Читаем Годины полностью

Генерал молча выслушивал доклады, коротко приказывал, и по тому, как и что он приказывал, Степанов чувствовал, что для самого генерала рубеж, занимаемый его армией по изгибающейся среди полей и лесов, черной от стылой воды реке, — действительно последний, и по долгу, и по совести.

На пути к дожидавшейся в рощице машине генерал Елизаров остановился на когда-то мощенной булыжником старой дороге, в виду обрушенного деревянного моста, сказал, все еще не умея или не желая выйти из хмурой сосредоточенности ума:

— Вот здесь наиболее и вероятен главный удар. Здесь брод. Другого по фронту армии нет. Сюда стягивает Гудериан и танки…

Степанов прислушался, уловил в шумных порывах холодного ветра многоголосое медлительное рокотание на той стороне реки, у леса, клином выходящего в поле. Если это были действительно танки, то видимое бездействие командарма не казалось Степанову уместным. Генерал Елизаров, как будто не замечая настороженно-вопросительных глаз комиссара, разглядывал заостренным, перебегающим взглядом фронт реки; похоже, он уже видел то, что будет на этом открытом береговом пространстве, если не в ближайшие часы, то завтра, и крупные черты его осунувшегося лица каменели.

Генерал знал, что должен доложить члену Военного совета армии созревшее в уме решение боя; не отрывая взгляда от реки (неловкость от пережитого ночью в крестьянской избе все еще стояла между ними), он заговорил ненужно резким голосом:

— Переброшены и окапываются сейчас вдоль дороги две полковые батареи. Фланги оставлены без орудийного прикрытия. Если расчет верен, выстоим. Самохина со всеми оставшимися в его дивизии людьми ночью передвигаю сюда. Гранаты, бутылки — всё, что может быть использовано против танков, — сюда. Свой НП тоже ставлю здесь, у дороги. Сдержим танки — будем жить…

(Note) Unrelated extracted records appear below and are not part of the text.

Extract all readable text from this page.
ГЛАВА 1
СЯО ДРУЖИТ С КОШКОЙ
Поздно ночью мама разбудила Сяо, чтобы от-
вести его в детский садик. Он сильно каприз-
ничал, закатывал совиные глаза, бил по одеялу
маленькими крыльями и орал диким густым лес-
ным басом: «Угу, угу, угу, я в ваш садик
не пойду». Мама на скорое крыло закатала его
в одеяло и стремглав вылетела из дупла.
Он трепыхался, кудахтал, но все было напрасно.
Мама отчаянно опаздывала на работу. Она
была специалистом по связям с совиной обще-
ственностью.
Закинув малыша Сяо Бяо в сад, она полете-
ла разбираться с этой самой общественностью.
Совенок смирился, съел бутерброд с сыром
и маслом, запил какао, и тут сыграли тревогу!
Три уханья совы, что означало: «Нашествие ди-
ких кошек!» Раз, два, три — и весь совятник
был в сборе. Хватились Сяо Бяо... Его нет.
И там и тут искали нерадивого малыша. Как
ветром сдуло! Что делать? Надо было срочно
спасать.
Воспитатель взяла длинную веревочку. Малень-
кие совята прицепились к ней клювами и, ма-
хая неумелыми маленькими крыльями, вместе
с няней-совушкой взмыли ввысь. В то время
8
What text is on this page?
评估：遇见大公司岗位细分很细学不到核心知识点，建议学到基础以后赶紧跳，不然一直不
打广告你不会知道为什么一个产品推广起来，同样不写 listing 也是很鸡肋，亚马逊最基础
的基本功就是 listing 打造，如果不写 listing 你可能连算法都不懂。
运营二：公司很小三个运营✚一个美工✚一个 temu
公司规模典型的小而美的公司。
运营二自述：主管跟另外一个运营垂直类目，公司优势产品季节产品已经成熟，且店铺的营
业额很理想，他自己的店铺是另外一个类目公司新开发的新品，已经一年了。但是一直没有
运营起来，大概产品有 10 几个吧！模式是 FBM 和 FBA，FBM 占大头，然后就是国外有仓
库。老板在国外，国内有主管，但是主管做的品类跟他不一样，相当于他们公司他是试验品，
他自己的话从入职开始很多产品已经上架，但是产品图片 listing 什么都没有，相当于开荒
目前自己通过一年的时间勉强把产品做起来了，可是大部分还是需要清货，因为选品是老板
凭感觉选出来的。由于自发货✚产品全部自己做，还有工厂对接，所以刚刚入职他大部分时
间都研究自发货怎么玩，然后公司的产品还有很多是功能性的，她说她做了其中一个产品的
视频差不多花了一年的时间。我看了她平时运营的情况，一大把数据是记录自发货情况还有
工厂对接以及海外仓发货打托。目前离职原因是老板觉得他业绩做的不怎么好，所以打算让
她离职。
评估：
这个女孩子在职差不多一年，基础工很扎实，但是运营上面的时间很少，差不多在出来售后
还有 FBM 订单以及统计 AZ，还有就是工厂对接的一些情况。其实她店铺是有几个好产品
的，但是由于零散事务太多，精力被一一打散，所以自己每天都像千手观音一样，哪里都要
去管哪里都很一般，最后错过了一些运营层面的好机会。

Генерал, видимо, сам почувствовал излишнюю резкость своего голоса, сказал уже спокойнее:

— И все-таки на месте Гудериана я бы на день-два повременил. Танкам нужен маневр. А земля твердеет на глазах. Впрочем, холода — не их союзник. К зиме немецкая армия не готова. А вот наши люди крепчают, Арсений Георгиевич. Духом крепчают. Ты это чуешь? — Неловкость помешала ему повернуться к Степанову, посмотреть с открытостью, как бывало прежде, в глаза, но голос его на последних словах дрогнул — генерал ждал понимания и сочувствия. И Степанов, помогая утвердиться нужному им обоим созвучию мыслей и чувств, сказал:

— Как решил, так и делай, Иван Григорьевич. Ответственность, а стало быть судьба, у нас с тобой одна. А настроение людей я чую. И морозу — быть!..

3

Степанов зашел под старые обдутые до последнего листа ветлы, давая остыть неспокойным чувствам, наблюдал, как в таком же заметном возбуждении расходились командиры, на ходу торопливо глотая махорочный дым. (Генерал Елизаров остался верен себе: даже на этом, для многих, наверное, последнем в их жизни совещании он не разрешил курить.) Теперь командиры жадно затягивались, озабоченно прощались, разъезжались в полки и батальоны; и возбужденность их и озабоченность были Степанову по душе.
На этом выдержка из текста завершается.